I was about to translate, but the ghost could obviously hear and answered. "Magic . . . ritual . . . important."
"It's important?"
"Not . . . not important," he said emphatically.
I related this to Derek who grumbled about the imperfection of this mode of communication as he furiously scratched his forearm, then said, 'Tell him to say one word at a time. Repeat it until you get it and you say it back. It'll be slow, but at least we won't miss —"
He stopped, his gaze following mine to his forearm. His skin was . . . moving. Rippling.
"What the —?" he began, then growled in frustration and gave his arm a fierce shake. "Muscle spasms. I've been getting them a lot lately."
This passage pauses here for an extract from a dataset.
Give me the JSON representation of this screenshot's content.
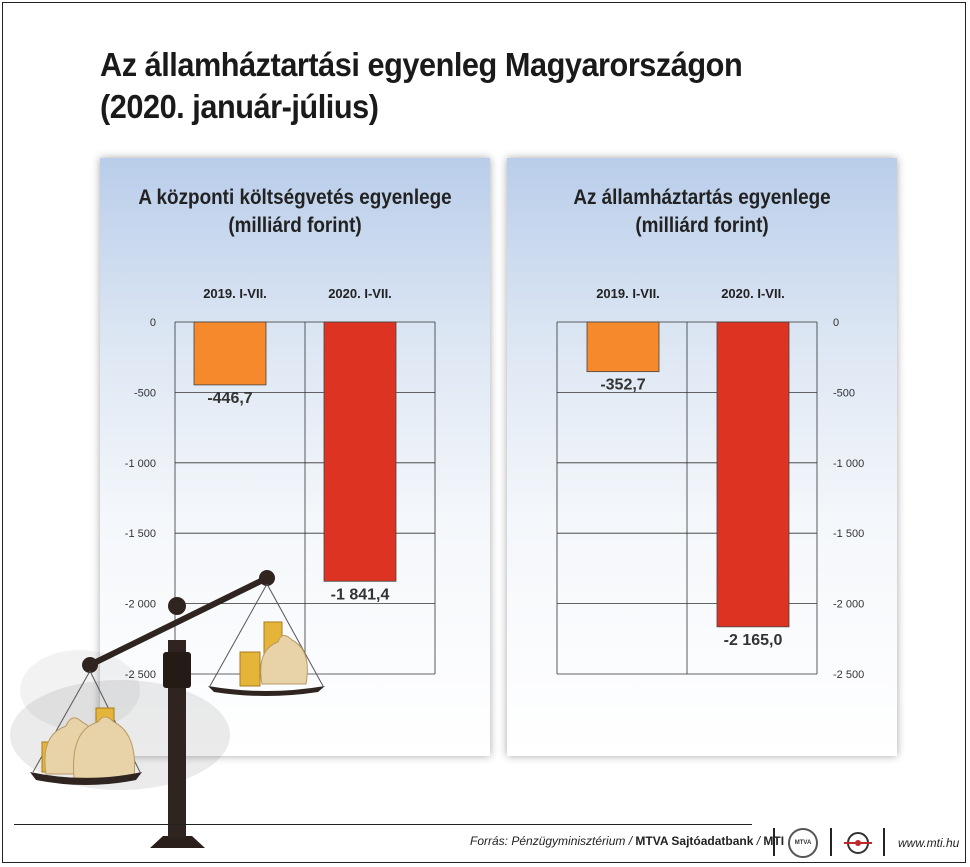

He peered down at the rippling skin again, made a fist, and pumped his arm, trying to work it out. I was about to suggest he see a doctor, then realized that might not be so easy for someone like Derek. I could see now that it was his muscles, expanding and contracting on their own. A side effect of his condition, I guess, muscles developing in overdrive. Like the rest of him, slamming through puberty.
"Just as long as you don't rip through your clothing and turn green," I said.
"What?" His face scrunched up, then he got it. "The Incredible Hulk. Ha-ha. Incredibly Stupid Movie, more like." His rubbed his forearm. "Ignore me and get back to your ghost."
The ghost had heard Derek's suggestion about taking it one word at a time, and that's what we did. It worked much better, though it felt a bit like charades, him saying a word over and over, and me excitedly repeating it when I finally understood.
I started with questions about the ghost himself, and learned he was a necromancer. He'd been at the hospital when I'd been admitted. Something about stopping ghosts from harassing the mental patients, which I didn't really understand, but it wasn't important.
Ghosts recognize necromancers, so he'd known that's what I was. Realizing that I didn't know what I was, he knew I needed help. But before he could make contact, they moved me. So he'd followed me to Lyle House. Only it was somehow blocked against ghosts. He thought it was a spell, though when Derek challenged that assumption, the ghost admitted that it could be anything from the construction materials to the geographic location. All he knew was that the only places he could make even partial contact with me were the basement and the attic.
As for the bodies in the crawl space, he knew two things. One, they'd been murdered. Two, they were super-naturals. Put those together and he was convinced their stories would be important. He couldn't get them himself because he couldn't contact the dead as easily as he could before he became one of them himself.
"But they were just skeletons and dried up flesh," Derek said. "Like mummies. Whatever happened to them wouldn't have anything to do with us, here, now."